Publicado en 1876
Es indudable que muchos de los capítulos del libro han pasado a formar parte del acervo popular y de la memoria colectiva. Tom representa al mismo tiempo la inocencia de la infancia y el ansia de aventuras de la juventud. Es por eso que momentos como la pintura de la cerca, las aventuras como piratas en la isla, las travesuras en la escuela, el peligro que corre junto a Becky Thatcher en la cueva, la búsqueda del tesoro con su amigo Huckleberry Finn, la feroz oposición del antagonista Joe el Indio resultan por sí mismas independientes. Este conjunto de aventuras yuxtapuestas conforman un libro entretenido, con una prosa capaz de elevar a un personaje como símbolo o mito.
Ahora bien, dudo que esta lectura pueda enganchar a nuestros jóvenes: primero por el exceso descriptivo (todo lo que no sea acción les suele aburrir, lo cual no es crítica, ni mucho menos: sin este proceder estaríamos perdiendo una parte fundamental de la obra literaria), luego por un léxico abrumador para ellos, pero sobre todo juega en contra de esta novela el cambio de mentalidad producido (por ejemplo, respecto a las supersticiones, que juegan un papel destacado en muchas acciones, ahora se verían con incredulidad, cuando no con chanza o desprecio) y el paso (y el peso) del tiempo, que ha cambiado de raíz el sesgo de los entretenimientos de los chicos: ya no se hacen novillos para ir a nadar o jugar por el bosque, han desaparecido juegos como las tabas o las canicas, no se intercambian objetos, la imaginación ha perdido protagonismo... Tom Sawyer debería ser la referencia a seguir de un niño, pero ahora se le vería como un extraterrestre.

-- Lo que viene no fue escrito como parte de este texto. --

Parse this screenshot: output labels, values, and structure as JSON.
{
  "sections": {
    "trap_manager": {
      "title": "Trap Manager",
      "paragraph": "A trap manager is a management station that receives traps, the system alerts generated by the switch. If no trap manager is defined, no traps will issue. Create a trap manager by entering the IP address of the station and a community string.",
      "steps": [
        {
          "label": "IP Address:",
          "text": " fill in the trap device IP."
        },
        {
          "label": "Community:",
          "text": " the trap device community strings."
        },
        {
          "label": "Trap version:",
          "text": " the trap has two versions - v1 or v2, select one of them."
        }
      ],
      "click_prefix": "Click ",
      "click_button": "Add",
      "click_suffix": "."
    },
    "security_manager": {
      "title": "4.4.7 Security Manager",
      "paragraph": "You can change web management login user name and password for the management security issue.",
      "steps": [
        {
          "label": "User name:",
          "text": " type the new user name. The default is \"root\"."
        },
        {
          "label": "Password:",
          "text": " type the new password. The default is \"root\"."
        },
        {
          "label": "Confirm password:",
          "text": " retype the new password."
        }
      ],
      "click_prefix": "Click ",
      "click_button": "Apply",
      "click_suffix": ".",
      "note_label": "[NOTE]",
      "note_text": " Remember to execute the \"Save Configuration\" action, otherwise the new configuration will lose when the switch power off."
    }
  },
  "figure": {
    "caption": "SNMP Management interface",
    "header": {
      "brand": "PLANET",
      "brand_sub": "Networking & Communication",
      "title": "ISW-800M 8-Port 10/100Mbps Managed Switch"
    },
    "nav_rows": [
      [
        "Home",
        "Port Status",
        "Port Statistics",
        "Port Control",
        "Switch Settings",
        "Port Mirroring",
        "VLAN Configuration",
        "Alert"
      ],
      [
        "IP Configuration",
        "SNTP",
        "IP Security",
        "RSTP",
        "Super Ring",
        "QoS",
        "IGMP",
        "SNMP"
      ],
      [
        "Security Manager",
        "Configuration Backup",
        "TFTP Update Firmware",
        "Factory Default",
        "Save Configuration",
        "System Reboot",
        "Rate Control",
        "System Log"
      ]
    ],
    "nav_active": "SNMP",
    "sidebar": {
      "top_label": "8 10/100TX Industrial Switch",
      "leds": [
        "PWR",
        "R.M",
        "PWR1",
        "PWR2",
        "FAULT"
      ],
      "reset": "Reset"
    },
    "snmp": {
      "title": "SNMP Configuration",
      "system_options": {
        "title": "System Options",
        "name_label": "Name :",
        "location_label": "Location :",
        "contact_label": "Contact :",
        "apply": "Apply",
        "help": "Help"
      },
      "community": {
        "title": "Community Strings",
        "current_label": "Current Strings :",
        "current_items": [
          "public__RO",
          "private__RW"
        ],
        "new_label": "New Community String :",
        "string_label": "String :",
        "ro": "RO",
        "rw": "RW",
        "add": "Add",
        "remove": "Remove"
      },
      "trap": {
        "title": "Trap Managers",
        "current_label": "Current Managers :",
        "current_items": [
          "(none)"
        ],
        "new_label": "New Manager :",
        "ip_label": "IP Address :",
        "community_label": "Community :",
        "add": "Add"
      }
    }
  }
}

Sin embargo, otros aspectos sí que revelan una mejoría con respecto a aquellos tiempos: el papel de las niñas en la sociedad, cómo era la escuela, la importancia de las creencias sin fundamento, la segregación racial...
En cuanto a la técnica narrativa, esta novela de Mark Twain sí que muestra una cierta pérdida de vigencia que la entronca más con El buscón de Quevedo que con la línea abierta por Cervantes en El Quijote: ese narrador demasiado omnisciente que acompaña a Tom y lo abandona en algunos momentos para conseguir (torpemente) incrementar la intriga; la linealidad del relato; la poca o nula evolución de los personajes, definidos y fijados al principio, no modificados según los acontecimientos o el paso del tiempo; personajes secundarios concebidos más como simple fondo o como arquetipos; y, por último, la moralidad que atufa casi todos los finales de los capítulos.